Myth - It is a woman’s disease. Men are at low risk.
Reality - More women get osteoporosis than men, and all other things being equal a woman has a higher risk than a man of the same age. But plenty of men get osteoporosis. In the United States alone, an estimated 2 million men have it. It is not unmasculine to get osteoporosis.
Myth - Broken bones, although not desirable or fun, are a normal part of life and nothing to be particularly feared. I broke my arm when I was a kid and after a couple months in a cast I was good as new.

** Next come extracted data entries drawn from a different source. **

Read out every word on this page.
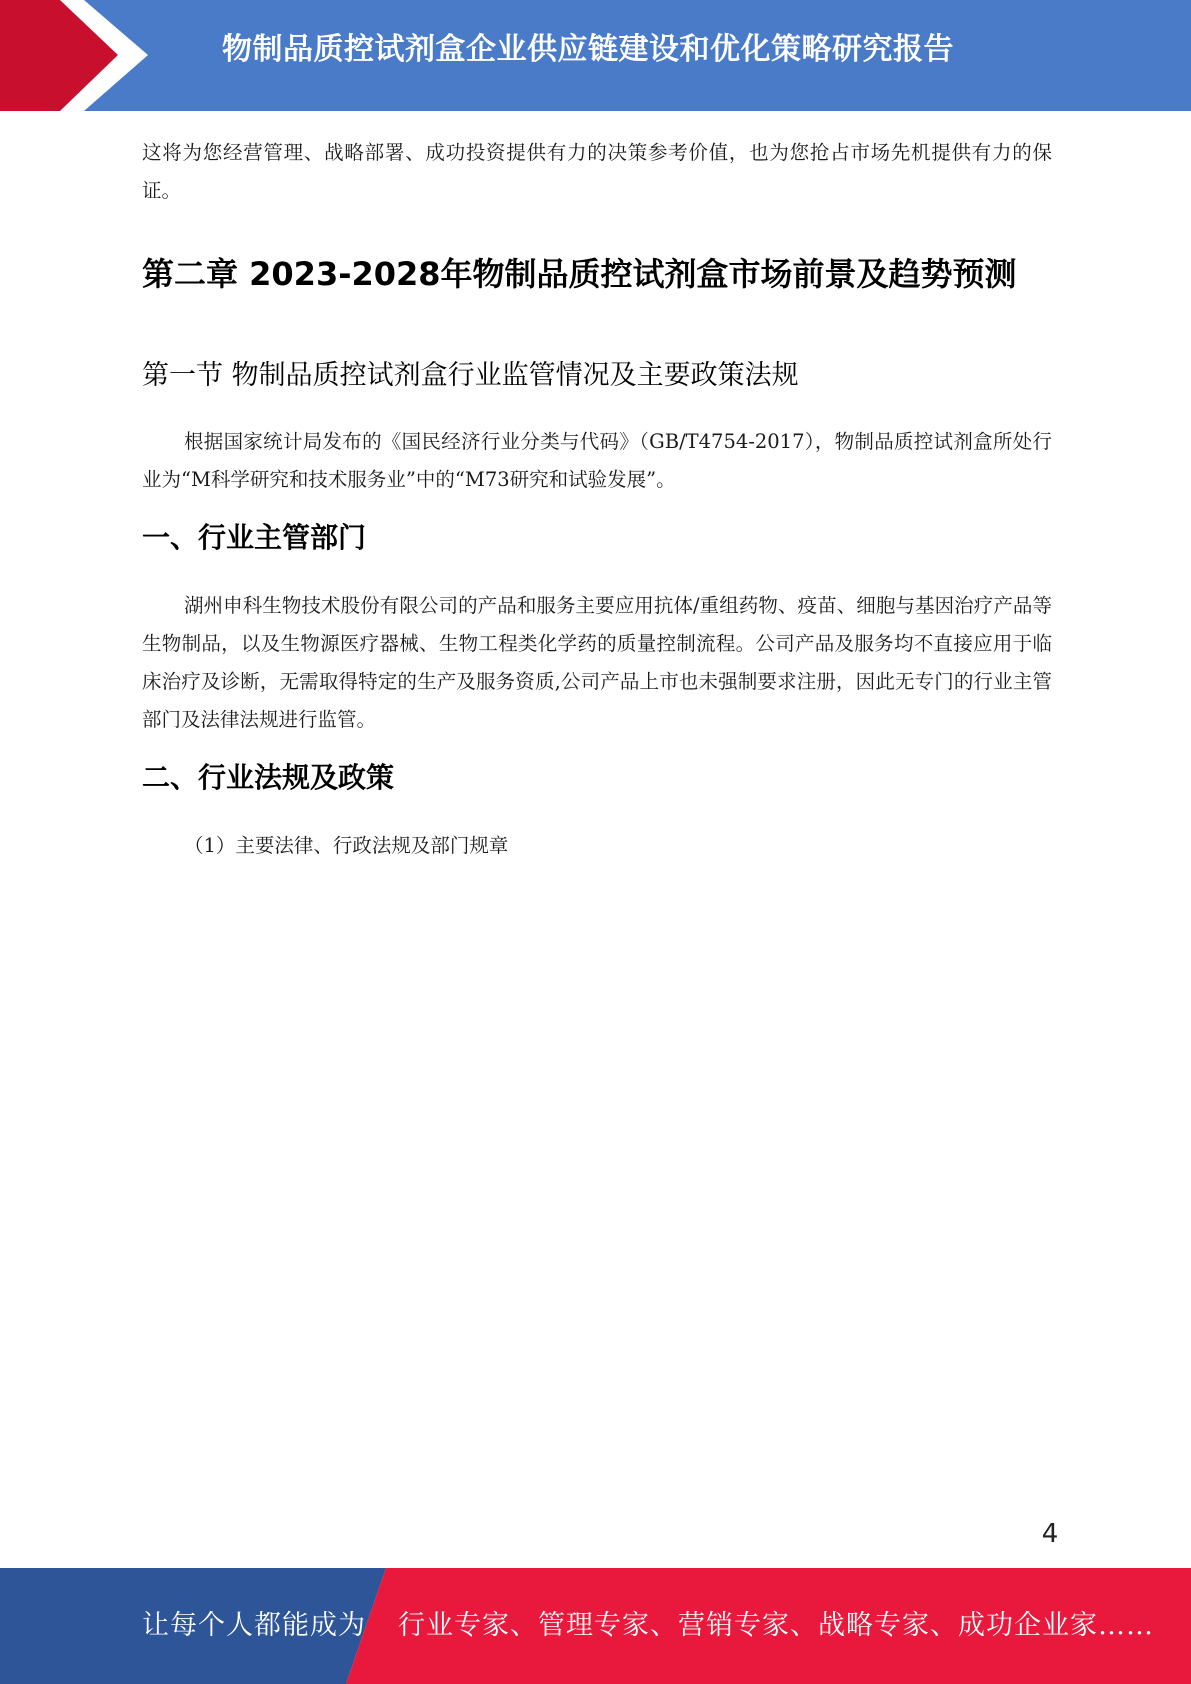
物制品质控试剂盒企业供应链建设和优化策略研究报告

这将为您经营管理、战略部署、成功投资提供有力的决策参考价值，也为您抢占市场先机提供有力的保证。

第二章 2023-2028年物制品质控试剂盒市场前景及趋势预测
第一节 物制品质控试剂盒行业监管情况及主要政策法规

根据国家统计局发布的《国民经济行业分类与代码》（GB/T4754-2017），物制品质控试剂盒所处行业为“M科学研究和技术服务业”中的“M73研究和试验发展”。

一、行业主管部门

湖州申科生物技术股份有限公司的产品和服务主要应用抗体/重组药物、疫苗、细胞与基因治疗产品等生物制品，以及生物源医疗器械、生物工程类化学药的质量控制流程。公司产品及服务均不直接应用于临床治疗及诊断，无需取得特定的生产及服务资质,公司产品上市也未强制要求注册，因此无专门的行业主管部门及法律法规进行监管。

二、行业法规及政策

（1）主要法律、行政法规及部门规章

4
让每个人都能成为 行业专家、管理专家、营销专家、战略专家、成功企业家……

Reality - Kids are still growing and their bones tend to heal faster than those of adults. Young adults can recover from simple broken bones much faster and more fully than the elderly can. Further, the type of breaks associated with osteoporosis are complex, like splintering of bone, not clean breaks.
Myth - If I put on weight as I get older, I’ll cut my risk for osteoporosis.
Reality - No. It is true that heavier people – big-boned people – are less likely to get osteoporosis than small-framed people. But those body types are established early in life. Most of us put on body fat as we move into middle age, but those weight gains don’t make your bones thicker or stronger at that point in life.
Myth - Treatment for osteoporosis will make me more masculine or more feminine.
Reality - No. It used to be that estrogen supplements were part of an osteoporosis prevention and treatment regimen, but they are no longer used for that purpose. In any case, those supplements did not make you more feminine in any meaningful sense. Selective estrogen receptor modulators (SERMs) are finding some use in osteoporosis treatment and selective androgen receptor modulators (SARMs) are on the horizon for future therapies, but they don’t really make you significantly more masculine or feminine either.